So there’s this idea that having access to 400+ AI models means you can pick the optimal one for each step in a browser automation. In theory that sounds smart, but in practice I’m wondering if it’s just overthinking it.
My situation: I’m building a workflow that scrapes product data from a site with dynamic selectors. The page structure changes frequently. I could probably just pick one solid model and call it done. But the argument I keep hearing is that some models are better at interpreting unstructured HTML, others are better at logical reasoning about which data to extract, etc.
Have people actually tested whether using the right model for each specific task measurably improves stability and accuracy? Or is this one of those ideas that sounds great in theory but doesn’t matter much in practice? Because if I’m honestly spending hours comparing models just to eek out a few percentage points of accuracy, that’s not worth my time.
It matters more than you’d think, but not in the way you’re worried about. You’re not supposed to manually test and compare models for hours. The platform handles model selection intelligently.

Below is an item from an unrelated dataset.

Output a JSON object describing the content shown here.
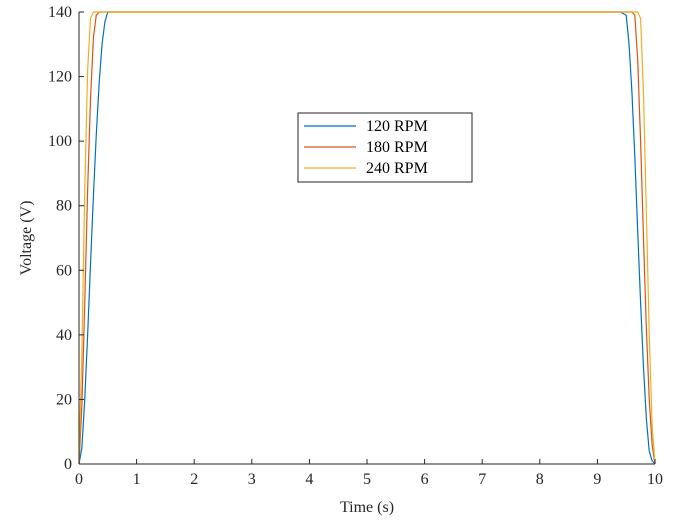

What actually happens is you define what each step needs to do. One step might be CSS selector interpretation on a dynamic page. Another might be value extraction and validation. The system knows which models excel at each task type and routes accordingly. You don’t sit there A/B testing GPT-4 against Claude against Deepseek.
The real win is that when one model struggles with a particular type of page structure, you’re not stuck. You have other options without rewriting anything. But the point is you set it up once and the optimization happens automatically.